No percurso efetuado deu para provar (impensável em qualquer
jardim botânico estatal), groselhas e framboesas de várias cores e sabores,
mirtilos, abacates, invulgares citrinos e, é claro, também damascos, pêssegos,
ameixas, cerejas…
Fui anotando, sem qualquer seriação rigorosa, algumas
espécies à medida que íamos caminhando e que registo apenas como mera
curiosidade: lúpulo, erva-benta, cavalinha, equinácea, mandioca, ínula, konjac, saponária, camélia japónica, camélia chinesa (chá),
pé-de-leão, Menta spicata e inúmeras
mentas, nigela, mirangolo, sapoti, jabuticaba, ulmária, Armoracia rusticana, Lippia
alba, canforeira, caneleira, tupinambo, angélica, consolda, santolina,
tomilhos, aipos, borragem, hissope, fisális, espargo, levístico, pimpinela,
salva, alcaparra, mostarda-negra, … …
Com curiosidade observei os dois eucaliptos citriodora e apanhei umas folhinhas para
mostrar aos alunos de fitoterapia da Universidade Sénior dos Coruchéus,
lembrando um episódio que ocorreu há alguns anos no Campo de Tiro de Alcochete.

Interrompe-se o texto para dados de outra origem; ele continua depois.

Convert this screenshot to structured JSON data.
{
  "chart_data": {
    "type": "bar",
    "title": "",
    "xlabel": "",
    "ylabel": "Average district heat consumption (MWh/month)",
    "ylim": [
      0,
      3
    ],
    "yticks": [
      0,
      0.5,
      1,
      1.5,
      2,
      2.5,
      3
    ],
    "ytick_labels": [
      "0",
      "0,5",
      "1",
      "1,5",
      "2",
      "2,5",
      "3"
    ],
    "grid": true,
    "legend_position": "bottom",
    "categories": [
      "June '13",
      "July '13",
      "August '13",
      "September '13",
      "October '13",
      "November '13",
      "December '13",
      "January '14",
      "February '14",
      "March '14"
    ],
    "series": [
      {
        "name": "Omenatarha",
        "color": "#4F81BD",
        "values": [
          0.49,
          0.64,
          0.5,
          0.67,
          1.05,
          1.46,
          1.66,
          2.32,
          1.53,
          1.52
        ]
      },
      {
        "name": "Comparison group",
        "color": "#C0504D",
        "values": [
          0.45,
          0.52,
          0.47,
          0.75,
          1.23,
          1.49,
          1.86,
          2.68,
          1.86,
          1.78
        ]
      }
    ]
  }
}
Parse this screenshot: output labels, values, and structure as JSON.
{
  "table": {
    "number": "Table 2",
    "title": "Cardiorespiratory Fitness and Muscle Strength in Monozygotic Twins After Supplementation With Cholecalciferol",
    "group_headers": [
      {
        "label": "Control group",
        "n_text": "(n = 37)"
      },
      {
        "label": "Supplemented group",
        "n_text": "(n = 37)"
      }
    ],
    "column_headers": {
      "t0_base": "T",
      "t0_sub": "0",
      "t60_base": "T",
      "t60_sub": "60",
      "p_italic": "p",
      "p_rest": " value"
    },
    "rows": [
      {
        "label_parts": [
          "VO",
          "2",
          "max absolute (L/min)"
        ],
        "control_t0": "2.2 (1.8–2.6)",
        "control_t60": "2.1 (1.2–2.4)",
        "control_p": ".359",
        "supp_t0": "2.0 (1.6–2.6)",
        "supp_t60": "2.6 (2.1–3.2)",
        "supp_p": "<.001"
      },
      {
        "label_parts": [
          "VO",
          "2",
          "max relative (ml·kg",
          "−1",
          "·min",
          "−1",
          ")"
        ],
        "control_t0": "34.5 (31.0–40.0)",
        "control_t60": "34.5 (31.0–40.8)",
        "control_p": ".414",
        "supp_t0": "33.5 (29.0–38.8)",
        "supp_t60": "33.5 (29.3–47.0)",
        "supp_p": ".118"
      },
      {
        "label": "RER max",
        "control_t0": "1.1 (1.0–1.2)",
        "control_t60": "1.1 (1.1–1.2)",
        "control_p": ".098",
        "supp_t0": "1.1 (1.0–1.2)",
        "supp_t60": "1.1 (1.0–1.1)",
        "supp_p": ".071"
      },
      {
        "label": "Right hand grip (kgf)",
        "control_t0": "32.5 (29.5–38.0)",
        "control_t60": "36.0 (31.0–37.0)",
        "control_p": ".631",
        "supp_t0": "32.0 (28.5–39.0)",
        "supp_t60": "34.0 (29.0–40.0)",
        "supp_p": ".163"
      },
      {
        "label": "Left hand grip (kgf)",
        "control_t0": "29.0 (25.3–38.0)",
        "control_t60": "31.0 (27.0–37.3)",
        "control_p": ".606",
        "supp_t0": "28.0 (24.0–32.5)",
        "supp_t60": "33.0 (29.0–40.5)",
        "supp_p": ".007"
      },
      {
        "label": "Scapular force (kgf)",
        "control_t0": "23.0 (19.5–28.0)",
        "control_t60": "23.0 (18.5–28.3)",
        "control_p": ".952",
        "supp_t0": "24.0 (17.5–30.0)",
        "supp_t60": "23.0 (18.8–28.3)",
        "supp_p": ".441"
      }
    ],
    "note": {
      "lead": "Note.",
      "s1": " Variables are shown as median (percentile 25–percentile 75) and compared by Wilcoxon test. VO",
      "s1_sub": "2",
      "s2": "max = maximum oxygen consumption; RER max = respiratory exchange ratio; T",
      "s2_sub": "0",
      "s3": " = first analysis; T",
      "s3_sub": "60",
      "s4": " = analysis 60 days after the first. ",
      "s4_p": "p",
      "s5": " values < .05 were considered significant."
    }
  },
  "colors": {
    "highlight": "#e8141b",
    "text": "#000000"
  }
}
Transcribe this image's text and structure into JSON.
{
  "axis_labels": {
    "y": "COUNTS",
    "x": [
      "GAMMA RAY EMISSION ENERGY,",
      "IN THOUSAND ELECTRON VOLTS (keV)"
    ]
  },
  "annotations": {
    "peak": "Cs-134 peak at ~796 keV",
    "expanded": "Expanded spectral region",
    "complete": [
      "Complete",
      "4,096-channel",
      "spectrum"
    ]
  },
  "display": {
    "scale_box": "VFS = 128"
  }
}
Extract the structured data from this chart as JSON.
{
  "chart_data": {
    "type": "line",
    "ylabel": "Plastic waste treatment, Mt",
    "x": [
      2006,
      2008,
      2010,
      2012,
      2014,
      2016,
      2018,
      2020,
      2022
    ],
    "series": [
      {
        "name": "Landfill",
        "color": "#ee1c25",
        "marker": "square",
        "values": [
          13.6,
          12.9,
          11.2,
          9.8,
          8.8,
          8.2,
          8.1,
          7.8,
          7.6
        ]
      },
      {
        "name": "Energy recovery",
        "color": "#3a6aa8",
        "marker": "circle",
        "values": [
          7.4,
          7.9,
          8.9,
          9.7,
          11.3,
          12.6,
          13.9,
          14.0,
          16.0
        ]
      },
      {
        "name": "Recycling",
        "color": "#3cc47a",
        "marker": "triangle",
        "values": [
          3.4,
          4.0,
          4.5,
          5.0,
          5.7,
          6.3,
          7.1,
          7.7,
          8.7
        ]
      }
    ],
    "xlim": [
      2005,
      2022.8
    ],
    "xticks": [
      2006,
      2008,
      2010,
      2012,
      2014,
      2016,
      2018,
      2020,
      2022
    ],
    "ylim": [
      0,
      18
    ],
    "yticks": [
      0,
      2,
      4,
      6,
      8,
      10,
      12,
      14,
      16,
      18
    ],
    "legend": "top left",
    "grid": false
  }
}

As referidas folhas tinham fama de serem afrodisíacas e os magalas despenavam
literalmente a única árvore que havia no citado quartel. Certa vez, o
Presidente da República, Mário Soares, em visita à Unidade, recebeu do
respetivo Comandante um envelope com três ou quatro preciosas folhas e
agradecendo, logo retorquiu “Vou dar à minha Maria para fazer um chazinho!”
Aidos da Vila é também notável por ser um centro ecológico
autossuficiente em termos de energia e de abastecimento de água. Estão
instalados na residência vários painéis solares e fotovoltaicos que permitem
eletricidade e águas quentes com fartura. Existem ainda fornos solares e
tradicionais, extratores de essências, alcoolaturas e açúcares substitutos da
sacarose. Os biocompostores, instalados faseadamente, decompõem a matéria
orgânica proveniente dos vegetais e do estrume dos animais domésticos da
quinta, constituindo um belíssimo exemplo prático do que é o modo de produção biológico.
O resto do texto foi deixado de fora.